India was recently deemed to be the capital of the world when it comes to chronic obstructive pulmonary disease (COPD), yet awareness of the disease remains low. World COPD Day 2019 provides an opportunity to raise awareness of the disease in the country and the plight of the many afflicted by it.
Despite the ever growing death toll, few among the public are aware of the condition. The disease has never garnered the kind of public awareness afforded to other noncommunicable diseases (NCDs) such as cancer or diabetes, even as it continues to kill and increase in prevalence.
Incidence of the disease is rising at an even increasing rate in recent years, spurred on by air pollution rates that have caused the National Capital Region to be considered a “gas chamber.” Studies are being published constantly explaining the links between pollution and lung disease (as well as a host of other conditions including heart disease, diabetes and Alzheimer’s disease), yet these studies are not being translated into public health policy in India.
Awareness of the disease may be low due to the fact that COPD refers to a number of progressive lung diseases including emphysema, chronic bronchitis, and refractory (non-reversible) asthma. All of these conditions are linked by the common symptom of gradual and irreversible damage to the lungs. Cases of COPD have increased sharply in India in recent decades, increasing from 28.1 million cases in 1990 to 55.3 million cases in 2016. The disease kills more than a million people every year.
These increases coincide with India’s industrial revolution, which has seen air pollution figures reach staggering levels across many of the nation’s cities.
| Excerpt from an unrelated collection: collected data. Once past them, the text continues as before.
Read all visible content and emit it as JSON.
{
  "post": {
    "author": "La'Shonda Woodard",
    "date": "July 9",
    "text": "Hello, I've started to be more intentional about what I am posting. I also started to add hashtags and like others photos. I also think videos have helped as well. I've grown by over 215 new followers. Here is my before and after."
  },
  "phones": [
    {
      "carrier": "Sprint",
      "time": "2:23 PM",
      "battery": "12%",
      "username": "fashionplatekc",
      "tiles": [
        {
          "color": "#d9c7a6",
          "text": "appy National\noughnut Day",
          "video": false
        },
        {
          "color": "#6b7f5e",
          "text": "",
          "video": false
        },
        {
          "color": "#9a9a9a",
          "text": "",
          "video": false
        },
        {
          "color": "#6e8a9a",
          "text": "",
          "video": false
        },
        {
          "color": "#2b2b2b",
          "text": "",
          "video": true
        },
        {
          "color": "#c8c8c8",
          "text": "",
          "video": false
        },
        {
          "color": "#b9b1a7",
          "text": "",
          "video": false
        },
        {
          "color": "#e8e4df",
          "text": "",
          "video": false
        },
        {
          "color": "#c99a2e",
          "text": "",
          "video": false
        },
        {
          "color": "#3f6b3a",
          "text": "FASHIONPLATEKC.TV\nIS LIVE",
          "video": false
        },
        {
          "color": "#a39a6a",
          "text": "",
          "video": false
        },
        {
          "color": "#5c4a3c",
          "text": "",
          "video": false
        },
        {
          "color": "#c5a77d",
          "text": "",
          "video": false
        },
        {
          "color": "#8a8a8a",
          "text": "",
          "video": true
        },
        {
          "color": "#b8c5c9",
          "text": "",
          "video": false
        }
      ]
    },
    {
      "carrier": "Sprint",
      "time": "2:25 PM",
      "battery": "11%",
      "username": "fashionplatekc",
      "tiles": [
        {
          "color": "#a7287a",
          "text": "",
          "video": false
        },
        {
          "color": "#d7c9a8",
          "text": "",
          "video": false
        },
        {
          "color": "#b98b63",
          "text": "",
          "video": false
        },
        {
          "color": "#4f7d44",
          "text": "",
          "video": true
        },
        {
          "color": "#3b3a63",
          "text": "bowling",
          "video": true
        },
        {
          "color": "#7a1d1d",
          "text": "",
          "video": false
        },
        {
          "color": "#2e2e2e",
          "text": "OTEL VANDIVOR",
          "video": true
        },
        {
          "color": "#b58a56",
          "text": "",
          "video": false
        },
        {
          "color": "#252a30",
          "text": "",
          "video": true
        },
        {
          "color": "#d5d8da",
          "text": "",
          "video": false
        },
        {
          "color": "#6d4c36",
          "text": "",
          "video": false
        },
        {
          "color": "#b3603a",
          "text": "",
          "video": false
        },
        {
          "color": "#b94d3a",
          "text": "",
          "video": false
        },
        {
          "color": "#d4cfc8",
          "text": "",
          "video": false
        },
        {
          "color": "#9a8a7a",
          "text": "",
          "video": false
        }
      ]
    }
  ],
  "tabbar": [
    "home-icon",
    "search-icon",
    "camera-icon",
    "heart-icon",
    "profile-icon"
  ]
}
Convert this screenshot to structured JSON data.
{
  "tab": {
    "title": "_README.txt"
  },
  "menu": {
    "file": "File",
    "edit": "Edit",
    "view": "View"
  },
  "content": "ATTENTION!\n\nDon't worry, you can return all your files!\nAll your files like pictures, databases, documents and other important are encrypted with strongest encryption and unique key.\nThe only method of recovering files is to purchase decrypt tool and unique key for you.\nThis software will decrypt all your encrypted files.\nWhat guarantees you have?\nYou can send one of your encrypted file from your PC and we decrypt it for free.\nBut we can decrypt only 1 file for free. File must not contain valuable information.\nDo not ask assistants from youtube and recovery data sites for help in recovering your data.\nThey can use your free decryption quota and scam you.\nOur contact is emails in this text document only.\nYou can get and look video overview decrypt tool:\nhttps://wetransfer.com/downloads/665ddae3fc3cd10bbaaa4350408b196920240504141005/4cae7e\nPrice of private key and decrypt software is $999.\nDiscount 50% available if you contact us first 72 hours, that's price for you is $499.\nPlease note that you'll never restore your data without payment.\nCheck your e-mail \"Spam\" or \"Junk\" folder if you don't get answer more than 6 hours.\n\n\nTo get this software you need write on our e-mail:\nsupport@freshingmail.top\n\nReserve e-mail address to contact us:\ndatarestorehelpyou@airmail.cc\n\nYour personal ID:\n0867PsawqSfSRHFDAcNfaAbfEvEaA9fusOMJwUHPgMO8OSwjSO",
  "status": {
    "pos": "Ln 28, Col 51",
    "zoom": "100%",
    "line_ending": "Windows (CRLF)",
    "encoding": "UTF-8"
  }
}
Likewise, pollution within rural regions remains high due to practices such as crop burning, or the use of biofuels within the home.
Due to the progressive nature of these conditions, treatment outcomes and the capacity to manage the disease are highest in their earliest stages. However, due to a lack of awareness of the condition — or, simply through a lack of access to diagnostics services — many will not be diagnosed until the symptoms are either life-altering or life-threatening.
Owing to the considerable death toll, India must do more to raise awareness of COPD. In addition, major risk factors such as pollution must be addressed. Otherwise, India will continue to face an ever-growing burden of COPD – to say nothing of the numerous other NCDs that result from poor air quality.